What Type of Fertilizer Do I Need?
Fertilizer is made up of macronutrients (Potassium, Phosphorus, and Nitrogen) and micronutrients (such as Manganese, Magnesium, and Iron). These minerals all have different effects on the maturation of a tree and different trees need different amounts. It is important to ensure that you use the right fertilizer for your tree. To find out how to obtain the correct fertilizer for your trees or shrubs, click here.
Where Do I Put The Fertilizer?
The purpose of using fertilizer is to put the macronutrients and micronutrients where they will best be taken up by the tree’s roots. Thus, it is necessary to fertilize throughout the entire root structure. In general, the roots extend well beyond the outer reach of a tree’s branches.
The fertilizer must also be placed underneath the roots of any competing plants such as grass or other ground cover.

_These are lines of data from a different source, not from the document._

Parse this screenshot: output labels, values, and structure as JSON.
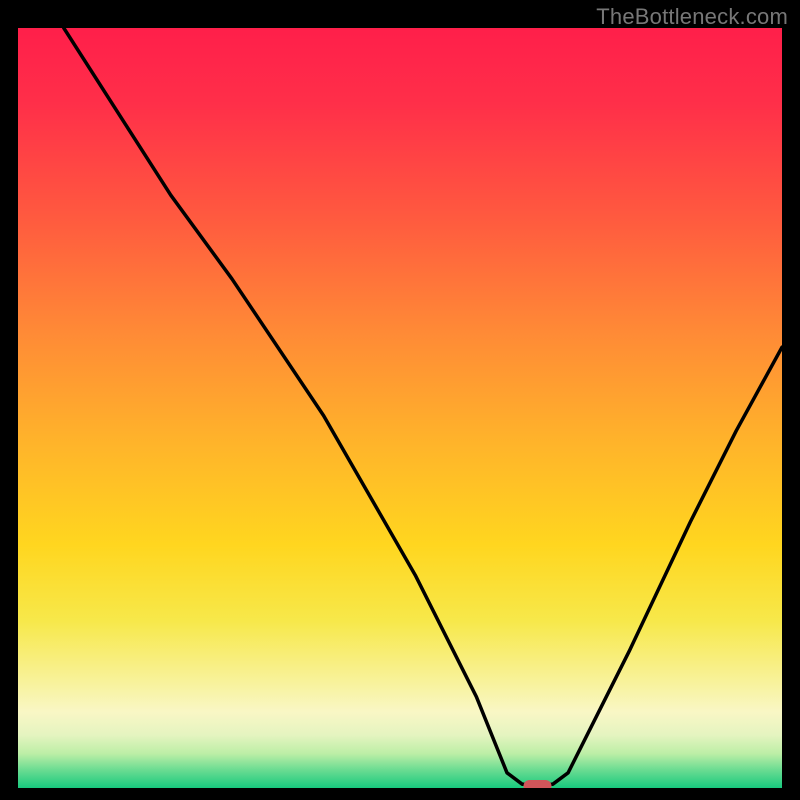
{
  "watermark": "TheBottleneck.com",
  "chart_data": {
    "type": "line",
    "title": "",
    "xlabel": "",
    "ylabel": "",
    "xlim": [
      0,
      100
    ],
    "ylim": [
      0,
      100
    ],
    "grid": false,
    "legend": false,
    "marker": {
      "x": 68,
      "y": 0,
      "color": "#d0555a",
      "shape": "pill"
    },
    "curve_points": [
      {
        "x": 6,
        "y": 100
      },
      {
        "x": 20,
        "y": 78
      },
      {
        "x": 28,
        "y": 67
      },
      {
        "x": 40,
        "y": 49
      },
      {
        "x": 52,
        "y": 28
      },
      {
        "x": 60,
        "y": 12
      },
      {
        "x": 64,
        "y": 2
      },
      {
        "x": 66,
        "y": 0.5
      },
      {
        "x": 70,
        "y": 0.5
      },
      {
        "x": 72,
        "y": 2
      },
      {
        "x": 80,
        "y": 18
      },
      {
        "x": 88,
        "y": 35
      },
      {
        "x": 94,
        "y": 47
      },
      {
        "x": 100,
        "y": 58
      }
    ],
    "gradient_stops": [
      {
        "offset": 0.0,
        "color": "#ff1f4a"
      },
      {
        "offset": 0.1,
        "color": "#ff2f49"
      },
      {
        "offset": 0.25,
        "color": "#ff5a3f"
      },
      {
        "offset": 0.4,
        "color": "#ff8a36"
      },
      {
        "offset": 0.55,
        "color": "#ffb52a"
      },
      {
        "offset": 0.68,
        "color": "#ffd61f"
      },
      {
        "offset": 0.78,
        "color": "#f7e84a"
      },
      {
        "offset": 0.86,
        "color": "#f8f29a"
      },
      {
        "offset": 0.9,
        "color": "#f9f7c5"
      },
      {
        "offset": 0.93,
        "color": "#e5f4c0"
      },
      {
        "offset": 0.955,
        "color": "#bceea6"
      },
      {
        "offset": 0.975,
        "color": "#6fdd93"
      },
      {
        "offset": 1.0,
        "color": "#18c97e"
      }
    ]
  }
}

Spreading granular fertilizer on the lawn might make your grass greener, but it will likely not help your tree.
When Should I Fertilize My Tree?
A good time to fertilize in most northern temperate climates is from fall to mid-spring. At these times the tree’s roots take the nutrients from the soil and apply them to important health-promoting functions such as root development and disease resistance, rather than simply putting out new growth.
During the growing season, fertilizing can help a tree overcome mineral deficiencies and fight off infections. If you are fertilizing in mid- to late summer, avoid formulations high in nitrogen as this will just promote weak, new growth that may be easily damaged in the winter.